Depuis son arrivé à la Maison-Blanche, le nouveau président des États-Unis ne cesse de multiplier les décrets. Ainsi, le 24 janvier 2017, il a décidé de désengager les États-Unis du traité transpacifique. Pourquoi ? Quelles peuvent être les conséquences de cette mesure ?

  • D’où vient ce traité ?

Un accord commence à être discuté de manière officieuse entre 2002 et 2005 avec des pays tel que Singapour, la Nouvelle-Zélande et le Chili. Ce ne sont que des discussions, mais une volonté de créer un accord entre tous ces pays de l’Océan Pacifique émerge. Le traité prend forme en 2008 grâce à Barack Obama. Des négociations sont entamées, et des propositions sont faites. En 2015, les États-Unis adoptent ce texte qui n’est toutefois pas encore ratifié par le Congrès.
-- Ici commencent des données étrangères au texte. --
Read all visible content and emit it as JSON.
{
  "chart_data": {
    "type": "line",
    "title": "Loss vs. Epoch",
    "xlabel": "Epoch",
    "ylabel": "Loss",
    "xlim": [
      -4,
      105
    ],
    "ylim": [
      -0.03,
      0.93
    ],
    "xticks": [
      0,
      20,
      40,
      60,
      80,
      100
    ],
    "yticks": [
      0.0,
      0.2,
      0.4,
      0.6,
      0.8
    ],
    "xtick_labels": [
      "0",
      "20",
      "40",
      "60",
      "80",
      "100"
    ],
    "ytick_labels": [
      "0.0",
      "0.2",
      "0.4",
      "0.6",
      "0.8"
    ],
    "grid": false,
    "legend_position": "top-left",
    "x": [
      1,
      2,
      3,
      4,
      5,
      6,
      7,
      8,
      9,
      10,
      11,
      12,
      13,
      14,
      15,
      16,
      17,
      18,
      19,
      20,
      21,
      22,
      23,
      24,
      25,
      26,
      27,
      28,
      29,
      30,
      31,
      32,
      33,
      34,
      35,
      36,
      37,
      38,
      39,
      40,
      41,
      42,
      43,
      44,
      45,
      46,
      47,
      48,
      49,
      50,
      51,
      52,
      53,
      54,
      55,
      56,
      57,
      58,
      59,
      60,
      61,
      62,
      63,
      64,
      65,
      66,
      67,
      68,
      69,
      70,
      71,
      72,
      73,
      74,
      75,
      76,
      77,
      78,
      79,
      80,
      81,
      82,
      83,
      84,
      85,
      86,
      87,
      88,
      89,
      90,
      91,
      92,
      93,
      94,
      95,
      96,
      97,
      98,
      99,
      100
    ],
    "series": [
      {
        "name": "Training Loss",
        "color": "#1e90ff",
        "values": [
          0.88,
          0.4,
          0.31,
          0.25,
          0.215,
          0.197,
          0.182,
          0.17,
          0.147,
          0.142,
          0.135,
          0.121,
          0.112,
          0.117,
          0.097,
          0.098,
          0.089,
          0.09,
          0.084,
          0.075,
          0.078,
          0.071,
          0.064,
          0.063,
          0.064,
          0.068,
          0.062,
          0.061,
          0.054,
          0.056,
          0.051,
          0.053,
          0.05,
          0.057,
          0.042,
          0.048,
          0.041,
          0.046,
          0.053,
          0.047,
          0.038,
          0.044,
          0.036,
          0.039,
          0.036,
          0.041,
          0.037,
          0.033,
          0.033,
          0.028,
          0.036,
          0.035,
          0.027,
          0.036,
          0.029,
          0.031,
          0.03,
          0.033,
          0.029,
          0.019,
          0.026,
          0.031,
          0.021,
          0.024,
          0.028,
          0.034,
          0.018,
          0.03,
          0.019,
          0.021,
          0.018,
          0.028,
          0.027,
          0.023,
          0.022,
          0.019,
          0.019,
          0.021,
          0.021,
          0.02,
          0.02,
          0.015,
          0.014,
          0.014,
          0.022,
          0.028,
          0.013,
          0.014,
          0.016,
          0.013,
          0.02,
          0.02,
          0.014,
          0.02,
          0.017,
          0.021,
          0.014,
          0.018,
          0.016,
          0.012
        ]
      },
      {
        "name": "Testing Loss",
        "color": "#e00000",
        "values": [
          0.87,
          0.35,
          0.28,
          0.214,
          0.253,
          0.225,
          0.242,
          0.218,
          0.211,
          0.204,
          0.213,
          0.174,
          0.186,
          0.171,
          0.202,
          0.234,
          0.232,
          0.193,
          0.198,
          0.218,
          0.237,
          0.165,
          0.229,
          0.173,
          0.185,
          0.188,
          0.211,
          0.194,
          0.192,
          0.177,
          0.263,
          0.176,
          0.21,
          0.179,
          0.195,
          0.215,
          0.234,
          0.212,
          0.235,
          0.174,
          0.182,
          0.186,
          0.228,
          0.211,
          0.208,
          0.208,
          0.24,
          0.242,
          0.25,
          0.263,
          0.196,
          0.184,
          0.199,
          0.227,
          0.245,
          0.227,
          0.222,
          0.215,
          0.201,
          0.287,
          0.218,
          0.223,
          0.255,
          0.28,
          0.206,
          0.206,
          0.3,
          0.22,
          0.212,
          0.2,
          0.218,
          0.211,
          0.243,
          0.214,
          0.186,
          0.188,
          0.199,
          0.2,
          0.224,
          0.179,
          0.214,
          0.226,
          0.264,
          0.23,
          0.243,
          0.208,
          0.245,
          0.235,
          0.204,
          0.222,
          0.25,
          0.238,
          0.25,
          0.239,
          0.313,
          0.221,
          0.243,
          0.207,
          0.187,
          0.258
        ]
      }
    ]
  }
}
  • En quoi consiste-t-il ?

Il concerne 12 pays situés de part et d’autre de l’Océan Pacifique : les Etats-Unis, l’Australie, le Brunei, le Canada, le Chili, le Japon, la Malaisie, le Mexique, la Nouvelle-Zélande, le Pérou, Singapour et le Vietnam. L’accord inclut des pays qui représentent 40% du produit intérieur brut mondial, mais exclut la Chine, première puissance asiatique et deuxième économie mondiale, de même que la Corée du Sud.

Il prévoit en 30 chapitres de lever les barrières douanières entre les douze pays signataires en éliminant nombre de taxes, mais aussi des barrières non tarifaires. Par exemple, les appels d’offres nationaux seront ouverts aux entreprises étrangères. Il garantit un transfert libre de données internet, ainsi que le respect de l’environnement.

Au départ, cet accord était une manière de contrebalancer le poids économique de la Chine. Néanmoins, on estime qu’il coûterait aux Etats-Unis et au Japon (majoritairement) près de 300 milliards de dollars d’ici 2025. Les travailleurs américains auraient également pâti de suppressions de postes.

  • Quelles conséquences après ce désengagement ?

Sans le soutien des États-Unis, maillon fort du traité, les douze pays signataires seront affaiblis sur le plan mondial. Ces derniers doivent se retrouver en mars pour émettre l’éventualité de supprimer le traité ou, au moins, le changer complètement. L’Australie compte néanmoins sur la Chine pour rejoindre l’accord, ce qui creuserait encore plus l’écart économique entre les Etats-Unis et la Chine.